I'm not sure they can be compared directly though! While ‘Goldsturm’ can stand waist-high in bloom with tall, wispy flowering stems, ‘Little Goldstar’ is a much more compact, proportional plant. Standing just knee high, this plant forms a bushy, short clump of rich green foliage covered with a dome of closely spaced, starburst-shaped, golden yellow blossoms held just above the foliage. .

  • Position: Full sun, partial shade
  • Soil: Almost any soil, grows well in Ballyrobert
  • Flowers: August, September, October
  • Other features: --
  • Hardiness: Fully hardy, grows well in Ballyrobert
  • Habit: Clump forming
  • Foliage: Deciduous
  • Height: 30 - 60 cm (1 - 2 ft) 
  • Spread: 15 - 45 cm (0.5 - 1.5 ft)
  • Time to full growth: 2 to 5 years
  • Plant type: Herbaceous Perennial
  • Colour: Green, yellow, black
  • Goes well with: --

    About this genus:

    Rudbeckia (rood-bek-e-a) is a plant genus in the sunflower family (Asteraceae). The species are commonly called coneflowers and black-eyed-susans; all are native to North America and many species are cultivated in gardens for their showy daisy-like yellow or gold flower heads, some are even red or brown.

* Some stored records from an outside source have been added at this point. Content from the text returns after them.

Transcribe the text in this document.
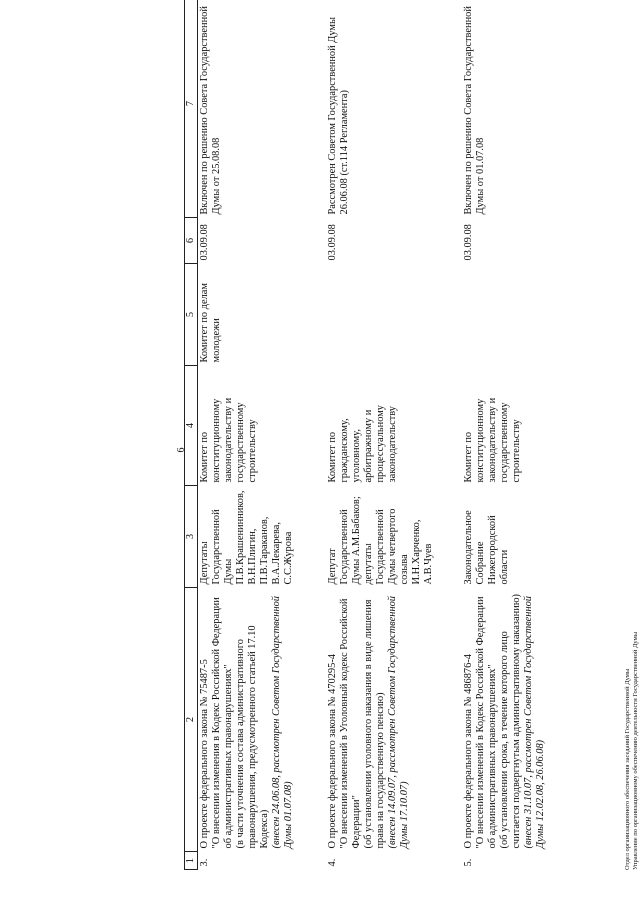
6
1	2	3	4	5	6	7
3.	О проекте федерального закона № 75487-5 "О внесении изменения в Кодекс Российской Федерации об административных правонарушениях" (в части уточнения состава административного правонарушения, предусмотренного статьей 17.10 Кодекса) (внесен 24.06.08, рассмотрен Советом Государственной Думы 01.07.08)	Депутаты Государственной Думы П.В.Крашенинников, В.Н.Плигин, П.В.Тараканов, В.А.Лекарева, С.С.Журова	Комитет по конституционному законодательству и государственному строительству	Комитет по делам молодежи	03.09.08	Включен по решению Совета Государственной Думы от 25.08.08
4.	О проекте федерального закона № 470295-4 "О внесении изменений в Уголовный кодекс Российской Федерации" (об установлении уголовного наказания в виде лишения права на государственную пенсию) (внесен 14.09.07, рассмотрен Советом Государственной Думы 17.10.07)	Депутат Государственной Думы А.М.Бабаков; депутаты Государственной Думы четвертого созыва И.Н.Харченко, А.В.Чуев	Комитет по гражданскому, уголовному, арбитражному и процессуальному законодательству		03.09.08	Рассмотрен Советом Государственной Думы 26.06.08 (ст.114 Регламента)
5.	О проекте федерального закона № 486876-4 "О внесении изменений в Кодекс Российской Федерации об административных правонарушениях" (об установлении срока, в течение которого лицо считается подвергнутым административному наказанию) (внесен 31.10.07, рассмотрен Советом Государственной Думы 12.02.08, 26.06.08)	Законодательное Собрание Нижегородской области	Комитет по конституционному законодательству и государственному строительству		03.09.08	Включен по решению Совета Государственной Думы от 01.07.08
Отдел организационного обеспечения заседаний Государственной Думы Управление по организационному обеспечению деятельности Государственной Думы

    The name was given by Carolus Linnaeus in honor of his teacher at Uppsala University, Professor Olof Rudbeck the Younger (1660-1740), and his father Professor Olof Rudbeck the Elder (1630-1702), both of whom were botanists. Rudbeckia is one of at least four genera within the flowering plant family Asteraceae whose members are commonly known as coneflowers; the others are Echinacea, Dracopis and Ratibida.

    Rudbeckia is a tough summer-flowering perennial grows almost anywhere that isn't full shade or a pond. It is a tough, low maintenance plant which makes it perfect for wet gardens. Where happy, Rudbeckia spreads into a slowly widening clump that gets more floriferous each year. Rudbeckia flowers attract butterflies and the seed heads are a favorite of goldfinches; and they look great in the autumn when the petals fall off. 

    As for partners, obvious ideas are grasses and other plants int he sunflower family (Asters, sunflowers etc). Try against dark backgrounds. Anyway, I think these look great anywhere.